The UN has declared this to be a ‘decade of action’ to achieve the ambition we have set ourselves with the Sustainable Development Goals (SDGs).
Since the SDGs were agreed in 2015, governments present voluntary national reviews (VNRs) at the annual UN High-Level Political Forum, to highlight the action they are taking to meet their SDG targets. And every year, as we examine progress, it is clear to see that setting ambition is easier than achieving it.
I was delighted to be able to moderate a side event last week at the High-Level Political Forum, to discuss the growing body of work related to VNR review, analysis and identification of best practice. I was particularly pleased with the focus on best practice. I’ve heard enough about the gaps and challenges countries face – I want to know more about the successes and ideas, and ways we can encourage governments and the wider development community to do things differently to make progress towards the SDGs.
I was struck by a few of these ideas and want to share them (with the disclaimer that the event was so full of good stuff that this could only ever be a very subjective view!). Here are three things we need to make sure all countries are doing to keep us moving in the right direction.
1. Get the right structures in place
First up is the importance of ensuring the right institutions. This can seem pretty dull – no one ever won an election by promising more institutions. But it is incredibly important to have structures in place, so that the right people can contribute to policy decisions. For example, we heard about how the government in Slovenia has set up a Human Rights Centre, to promote human rights and ensure that they are at the centre of sustainable development.
Linked to this is the need for strong accountability – this relates to government, businesses, local authorities, and anyone who is implementing the SDGs.

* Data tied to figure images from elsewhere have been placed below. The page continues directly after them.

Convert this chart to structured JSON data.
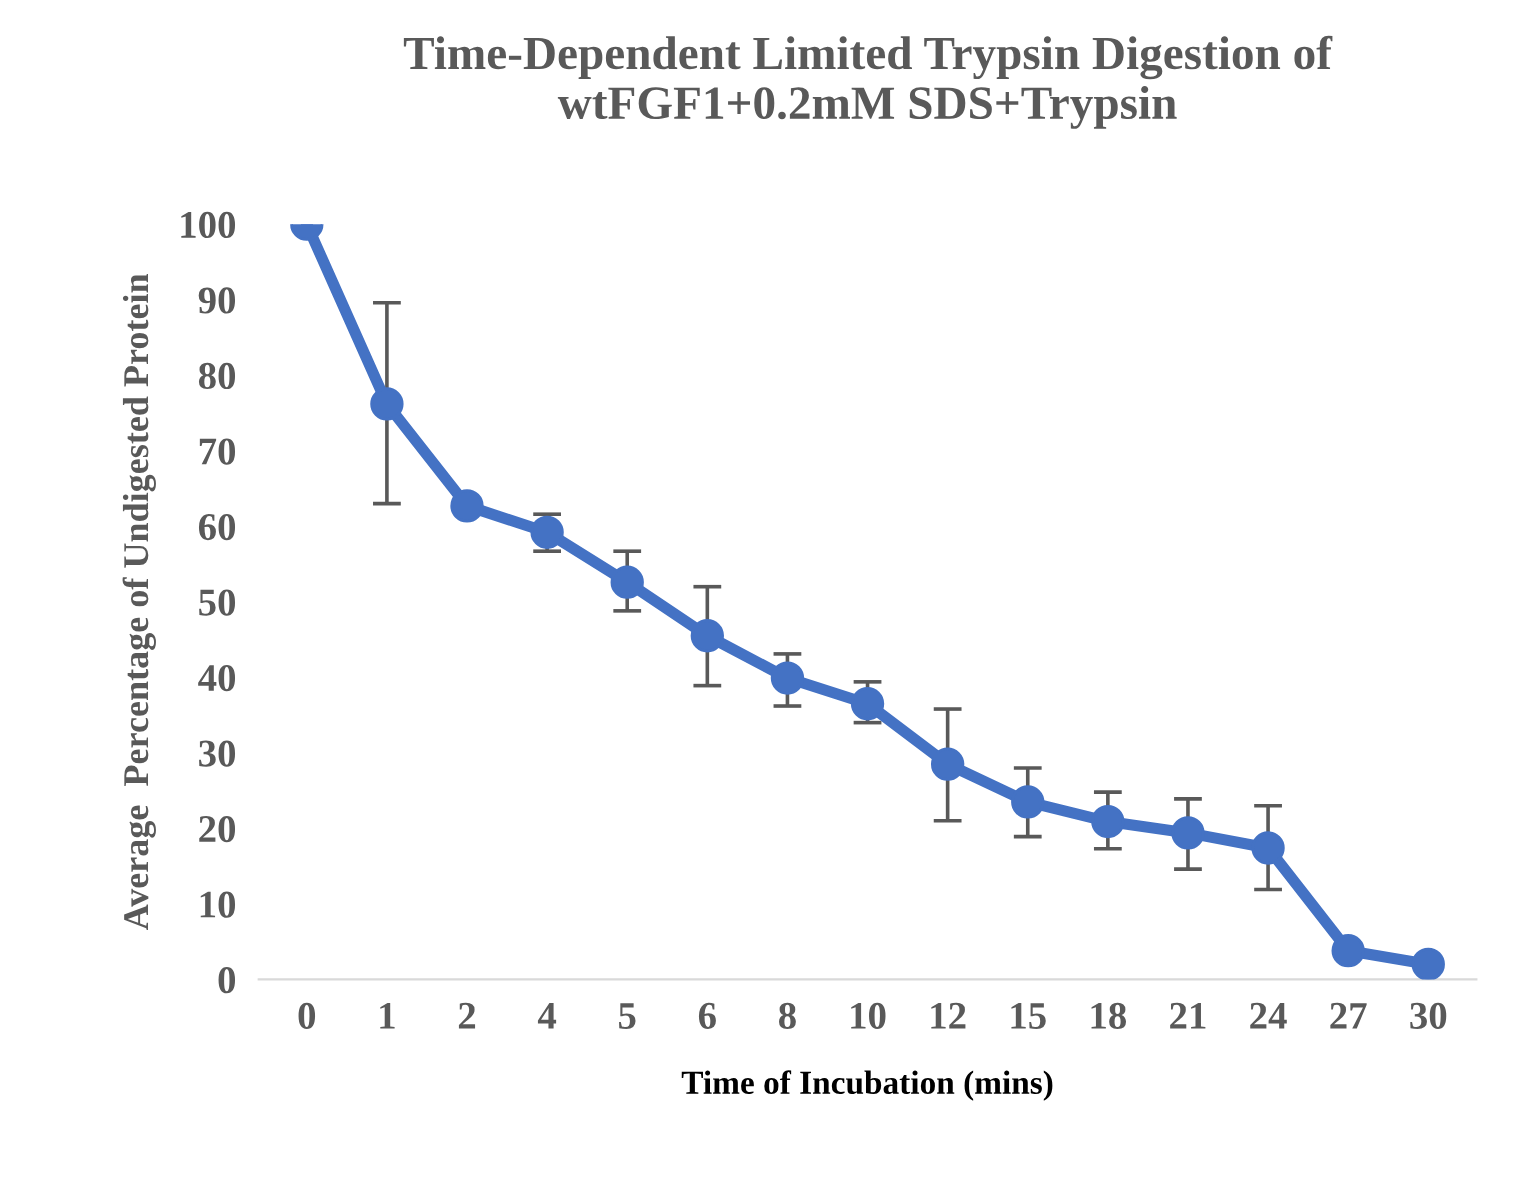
{
  "chart_data": {
    "type": "line",
    "title": "Time-Dependent Limited Trypsin Digestion of\nwtFGF1+0.2mM SDS+Trypsin",
    "xlabel": "Time of Incubation (mins)",
    "ylabel": "Average  Percentage of Undigested Protein",
    "categories": [
      "0",
      "1",
      "2",
      "4",
      "5",
      "6",
      "8",
      "10",
      "12",
      "15",
      "18",
      "21",
      "24",
      "27",
      "30"
    ],
    "series": [
      {
        "color": "#4472c4",
        "values": [
          100,
          76.2,
          62.7,
          59.2,
          52.6,
          45.5,
          39.9,
          36.5,
          28.5,
          23.5,
          20.9,
          19.4,
          17.4,
          3.8,
          2.0
        ],
        "errors": [
          null,
          [
            63.0,
            89.6
          ],
          null,
          [
            56.7,
            61.6
          ],
          [
            48.8,
            56.7
          ],
          [
            38.9,
            52.0
          ],
          [
            36.2,
            43.1
          ],
          [
            34.0,
            39.4
          ],
          [
            21.0,
            35.8
          ],
          [
            18.9,
            28.0
          ],
          [
            17.3,
            24.8
          ],
          [
            14.6,
            23.9
          ],
          [
            11.9,
            23.0
          ],
          null,
          null
        ]
      }
    ],
    "ylim": [
      0,
      100
    ],
    "yticks": [
      0,
      10,
      20,
      30,
      40,
      50,
      60,
      70,
      80,
      90,
      100
    ],
    "marker": "circle",
    "line_style": "solid",
    "grid": false,
    "legend": false
  }
}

When this is in place, better decisions are made; and just as importantly the people these decisions affect are listened to. This includes strong parliamentary oversight, because parliaments should be representative of the people, and governments adopted the SDGs “on behalf of the peoples we serve”.
2. Listen to people who have been marginalised
There needs to be a concerted effort to ensure no one is left behind. For example, the Progressing National SDGs Implementation report, produced by a coalition of which Sightsavers is a member, highlights how Wada Na Todo Abhiyan (a campaign to hold the Indian government accountable for its national and international commitments) had organised a series of national consultations with marginalised people to ensure their voices were heard in India’s VNR. Sightsavers was pleased to have been part of this good practice when we helped organise consultations with people with disabilities. Addressing the promise to leave no one behind in the VNR gives those in power the opportunity to really listen to the requirements of people who have been marginalised.

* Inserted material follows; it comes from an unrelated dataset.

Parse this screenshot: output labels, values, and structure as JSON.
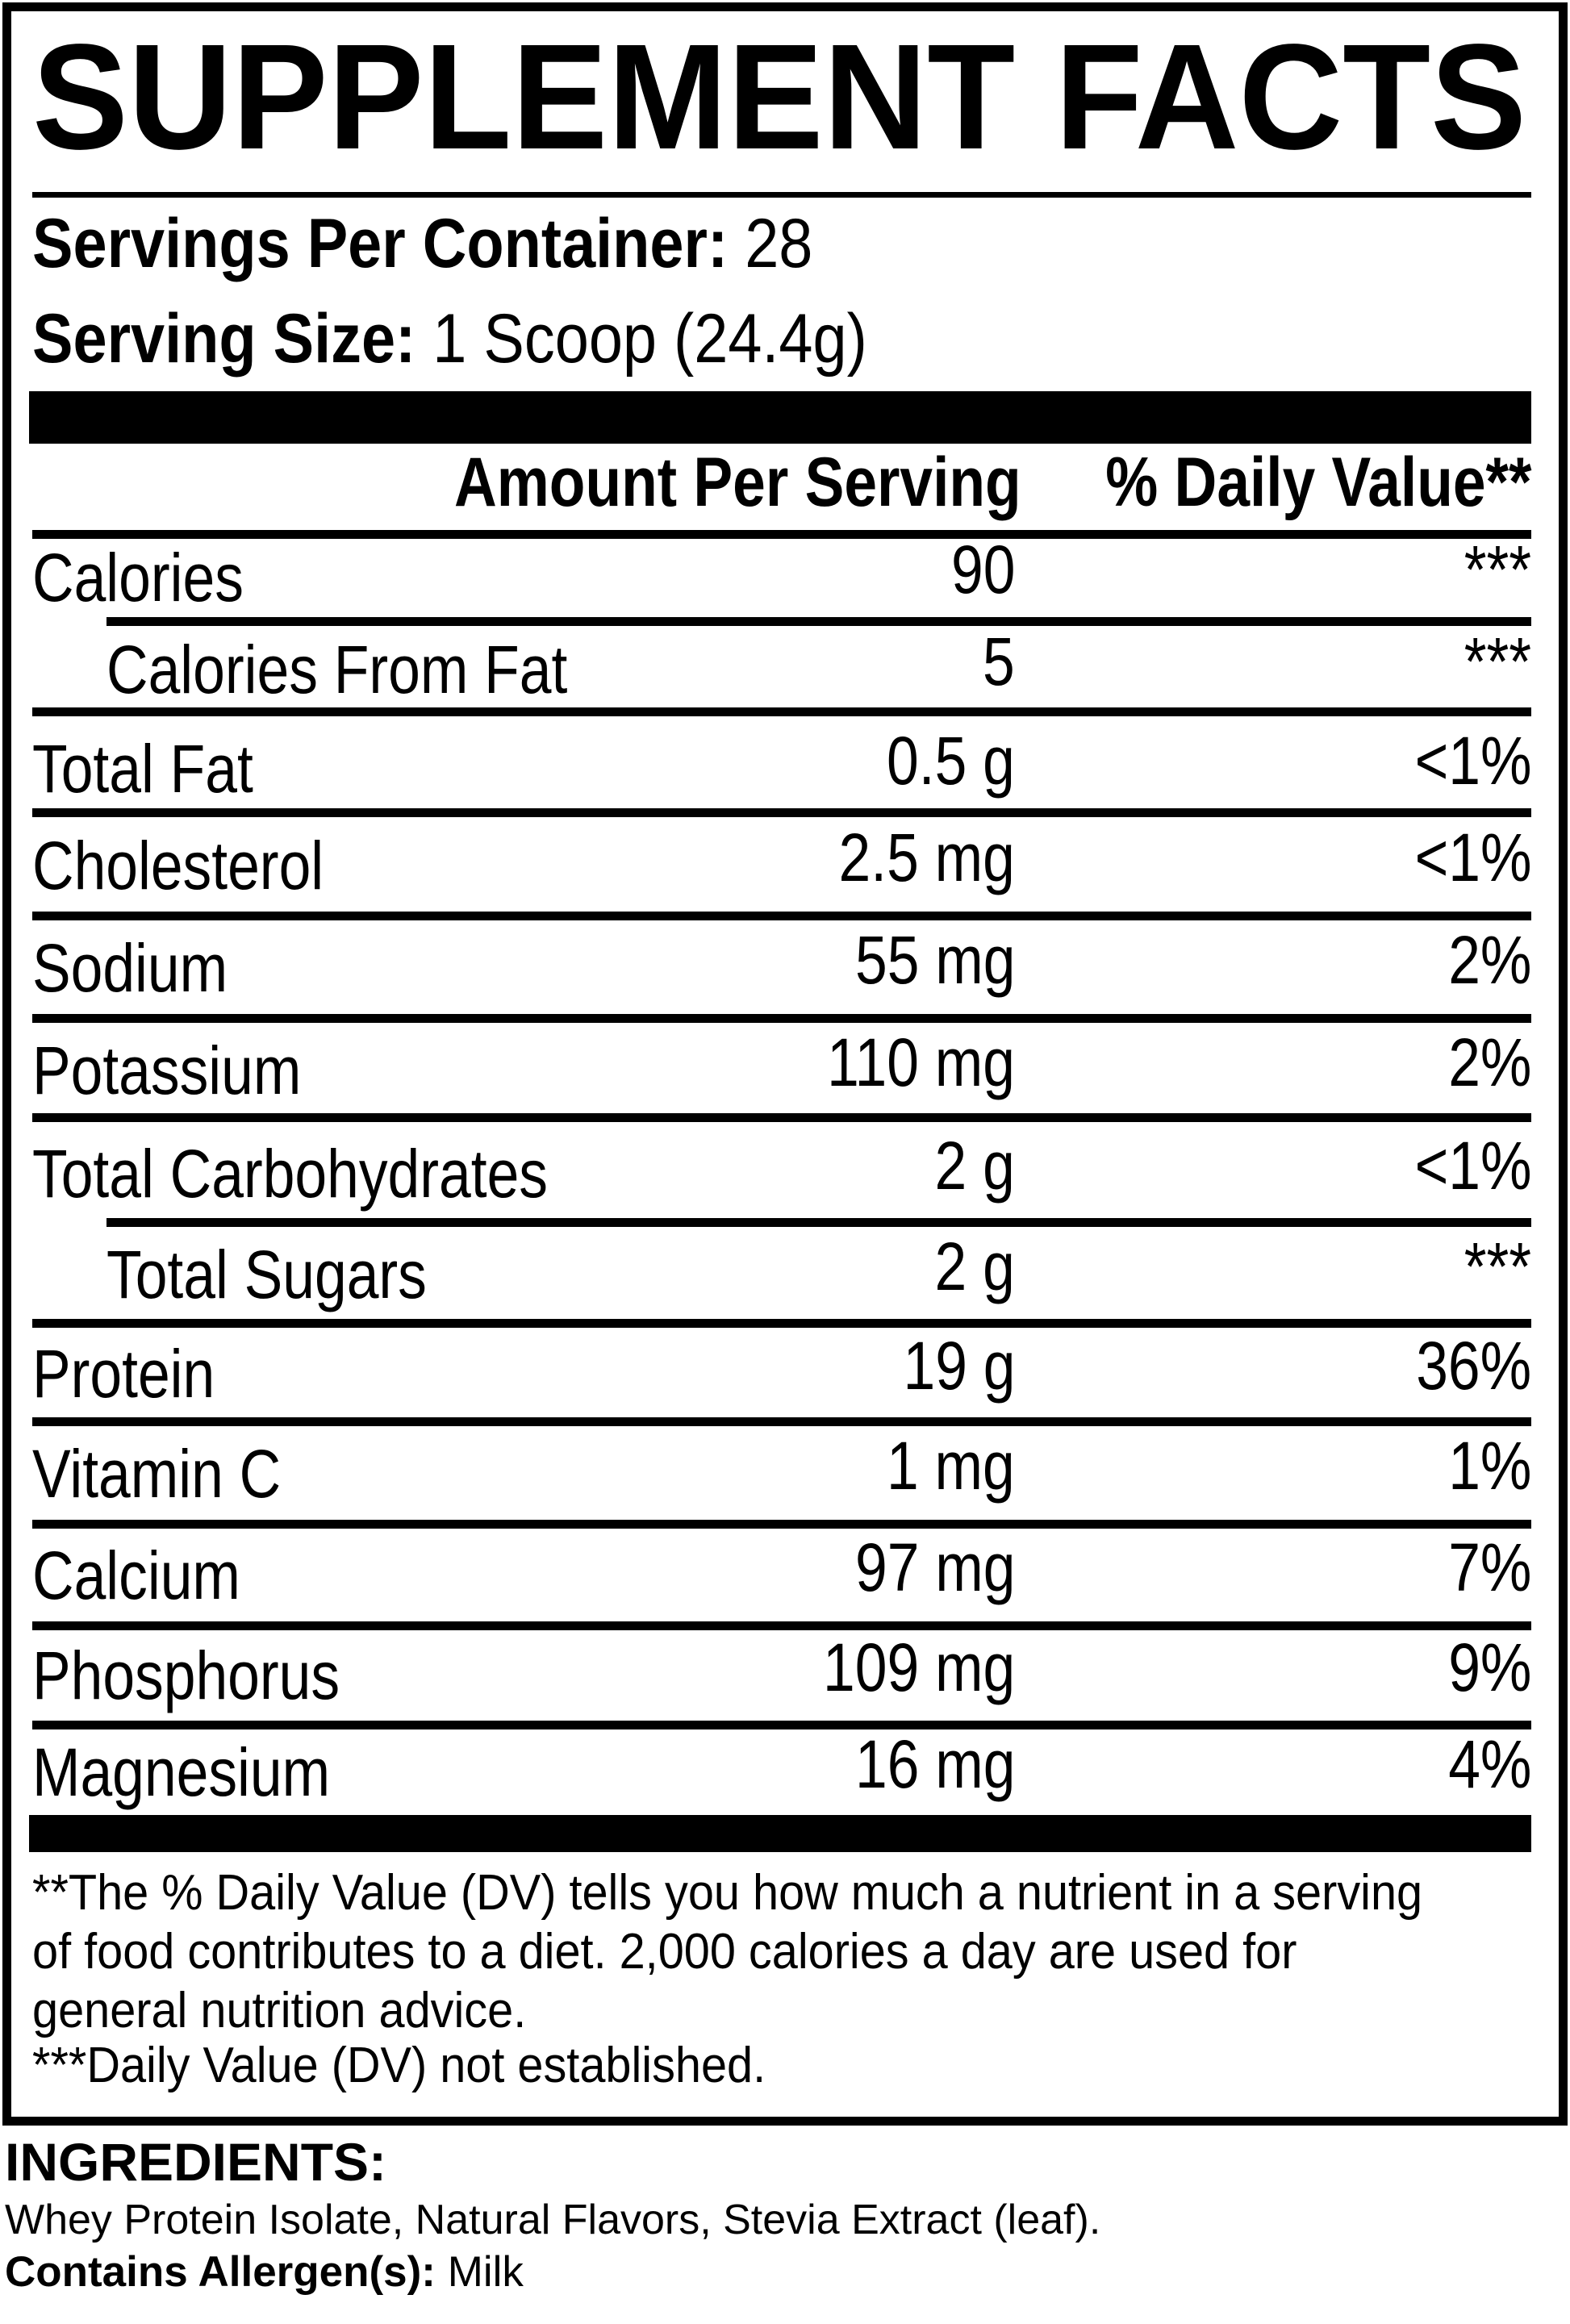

3. Make partnership a priority
There was a lot of discussion about the importance of cross-border partnerships. Many of the issues identified in countries’ VNRs are not ones they can solve on their own – for example, water management follows rivers, seas and glaciers, not borders. There are also challenges that affect many countries – as we have seen with the COVID-19 pandemic. This is where we need governments to recognise that working together is critical to addressing shared issues. A good example of this came from the UN Asia-Pacific region, where governments have been ‘twinned’ with one another to address their shared problems.

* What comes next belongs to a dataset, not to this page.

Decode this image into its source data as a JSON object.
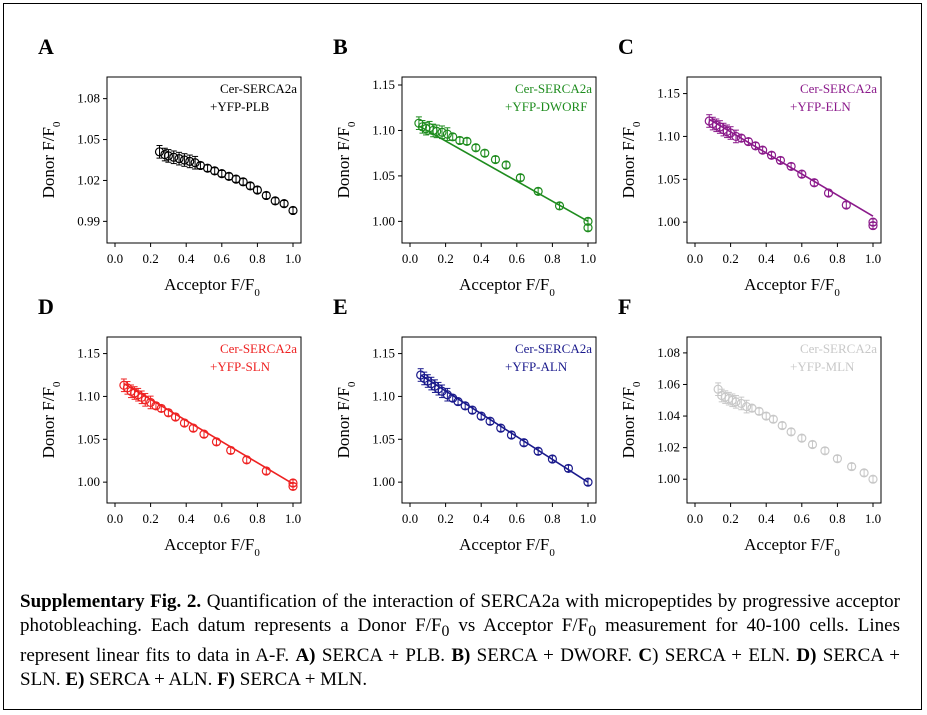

The 2021 HLPF has now come to a close. Without significant action, there is a real risk that the ambition of the SDGs will not be achieved; and the COVID-19 pandemic has certainly made things a whole lot tougher. Yet there are some good ideas, some rays of light, which we need to shout about – these are the things that are important to focus on, and that will bring about real change in people’s lives. I’m grateful we had the chance to share them with one another.